Conectar usuários a uma linha direta de suicídio que não funciona é claramente terrível, mas descobrir a eficácia dos outros aplicativos continua sendo complicado. Atualmente, os provedores de saúde têm muito poucas maneiras de estudar as possíveis consequências positivas ou negativas que esses aplicativos podem ter. Para agravar o problema, os pesquisadores também não sabem ao certo se as estratégias desenvolvidas em contextos clínicos para impedir o suicídio permanecem eficazes quando incorporadas às plataformas digitais.

"A maioria dos aplicativos não possui muitas evidências científicas para apoiar sua eficácia", disse Kaslow. Nesse momento, os aplicativos podem complementar os cuidados de um médico ou profissional, mas não devem ser usados ​​como a única ferramenta de tratamento ou gerenciamento para depressão ou ideação suicida, disse ela.

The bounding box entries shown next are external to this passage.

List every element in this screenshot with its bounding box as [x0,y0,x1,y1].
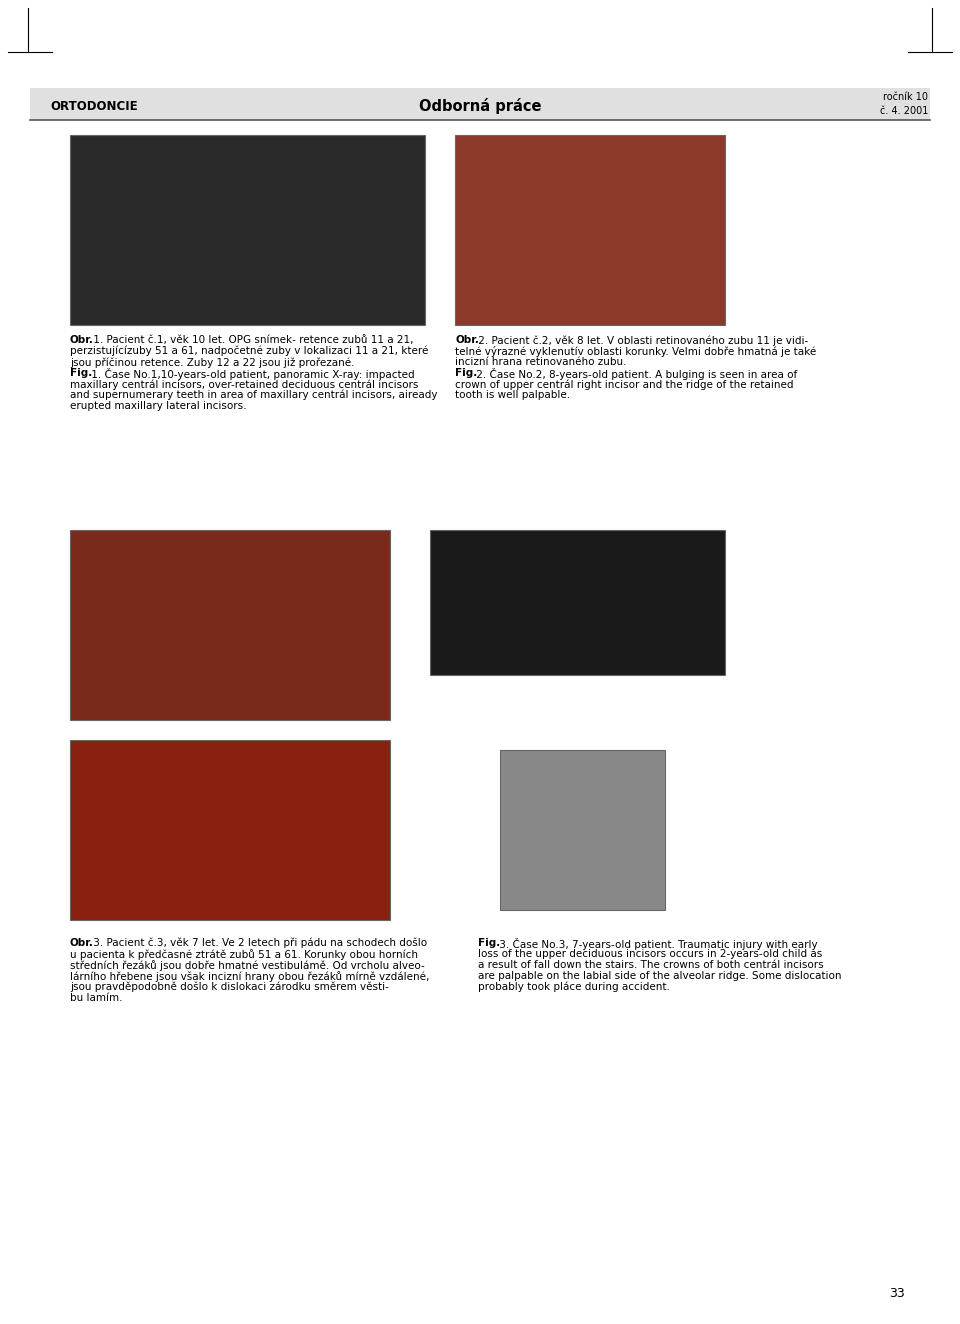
Text: erupted maxillary lateral incisors.: erupted maxillary lateral incisors. [70,401,247,410]
Text: č. 4. 2001: č. 4. 2001 [879,106,928,117]
Text: and supernumerary teeth in area of maxillary centrál incisors, aiready: and supernumerary teeth in area of maxil… [70,391,438,400]
Text: jsou pravděpodobně došlo k dislokaci zárodku směrem věsti-: jsou pravděpodobně došlo k dislokaci zár… [70,982,389,993]
Text: 2. Čase No.2, 8-years-old patient. A bulging is seen in area of: 2. Čase No.2, 8-years-old patient. A bul… [473,368,797,380]
Text: bu lamím.: bu lamím. [70,993,123,1004]
Text: loss of the upper deciduous incisors occurs in 2-years-old child as: loss of the upper deciduous incisors occ… [478,949,823,959]
Text: 3. Čase No.3, 7-years-old patient. Traumatic injury with early: 3. Čase No.3, 7-years-old patient. Traum… [496,937,818,951]
Text: Odborná práce: Odborná práce [419,98,541,114]
Text: jsou příčinou retence. Zuby 12 a 22 jsou již prořezané.: jsou příčinou retence. Zuby 12 a 22 jsou… [70,357,354,368]
Text: Obr.: Obr. [70,335,94,346]
Text: perzistujícízuby 51 a 61, nadpočetné zuby v lokalizaci 11 a 21, které: perzistujícízuby 51 a 61, nadpočetné zub… [70,346,428,356]
Text: 1. Pacient č.1, věk 10 let. OPG snímek- retence zubů 11 a 21,: 1. Pacient č.1, věk 10 let. OPG snímek- … [90,335,414,346]
Text: 3. Pacient č.3, věk 7 let. Ve 2 letech při pádu na schodech došlo: 3. Pacient č.3, věk 7 let. Ve 2 letech p… [90,937,427,948]
Text: ORTODONCIE: ORTODONCIE [50,99,137,113]
Text: Fig.: Fig. [70,368,92,377]
Text: 33: 33 [889,1287,905,1300]
Text: ročník 10: ročník 10 [883,91,928,102]
Text: telné výrazné vyklenutív oblasti korunky. Velmi dobře hmatná je také: telné výrazné vyklenutív oblasti korunky… [455,346,816,357]
Text: 2. Pacient č.2, věk 8 let. V oblasti retinovaného zubu 11 je vidi-: 2. Pacient č.2, věk 8 let. V oblasti ret… [475,335,808,346]
Text: u pacienta k předčasné ztrátě zubů 51 a 61. Korunky obou horních: u pacienta k předčasné ztrátě zubů 51 a … [70,949,418,960]
Bar [430,530,725,675]
Bar [500,749,665,910]
Text: středních řezáků jsou dobře hmatné vestibulámě. Od vrcholu alveo-: středních řezáků jsou dobře hmatné vesti… [70,960,424,970]
Text: are palpable on the labial side of the alveolar ridge. Some dislocation: are palpable on the labial side of the a… [478,970,842,981]
Bar [455,135,725,324]
Text: Obr.: Obr. [455,335,479,346]
Text: maxillary centrál incisors, over-retained deciduous centrál incisors: maxillary centrál incisors, over-retaine… [70,379,419,389]
Text: a result of fall down the stairs. The crowns of both centrál incisors: a result of fall down the stairs. The cr… [478,960,824,970]
Text: lárního hřebene jsou však incizní hrany obou řezáků mírně vzdálené,: lárního hřebene jsou však incizní hrany … [70,970,429,982]
Bar [70,740,390,920]
Text: probably took pláce during accident.: probably took pláce during accident. [478,982,670,993]
Text: Fig.: Fig. [455,368,477,377]
Bar [70,135,425,324]
Bar [70,530,390,720]
Text: incizní hrana retinovaného zubu.: incizní hrana retinovaného zubu. [455,357,627,367]
Text: 1. Čase No.1,10-years-old patient, panoramic X-ray: impacted: 1. Čase No.1,10-years-old patient, panor… [88,368,415,380]
Text: Obr.: Obr. [70,937,94,948]
Bar [30,87,930,120]
Text: crown of upper centrál right incisor and the ridge of the retained: crown of upper centrál right incisor and… [455,379,794,389]
Text: tooth is well palpable.: tooth is well palpable. [455,391,570,400]
Text: Fig.: Fig. [478,937,500,948]
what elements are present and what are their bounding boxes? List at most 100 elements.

Seria difícil para as pessoas que pesquisam na loja de aplicativos descobrirem por conta própria quais aplicativos têm funções baseadas em evidências, disseram Car e Martinengo – para que os usuários sejam cautelosos e, idealmente, conversem com seu médico antes de começar a usar um. . Mas o ônus de avaliar aplicativos não deve recair sobre pessoas vulneráveis ​​que lutam com sua saúde mental, e nem todo mundo está disposto ou apto a procurar um médico. "Portanto, pedimos aos desenvolvedores de aplicativos de importância vital e às lojas de aplicativos da Apple e do Google que aumentem urgentemente a qualidade e a segurança desses aplicativos e sigam os padrões de melhores práticas", disseram.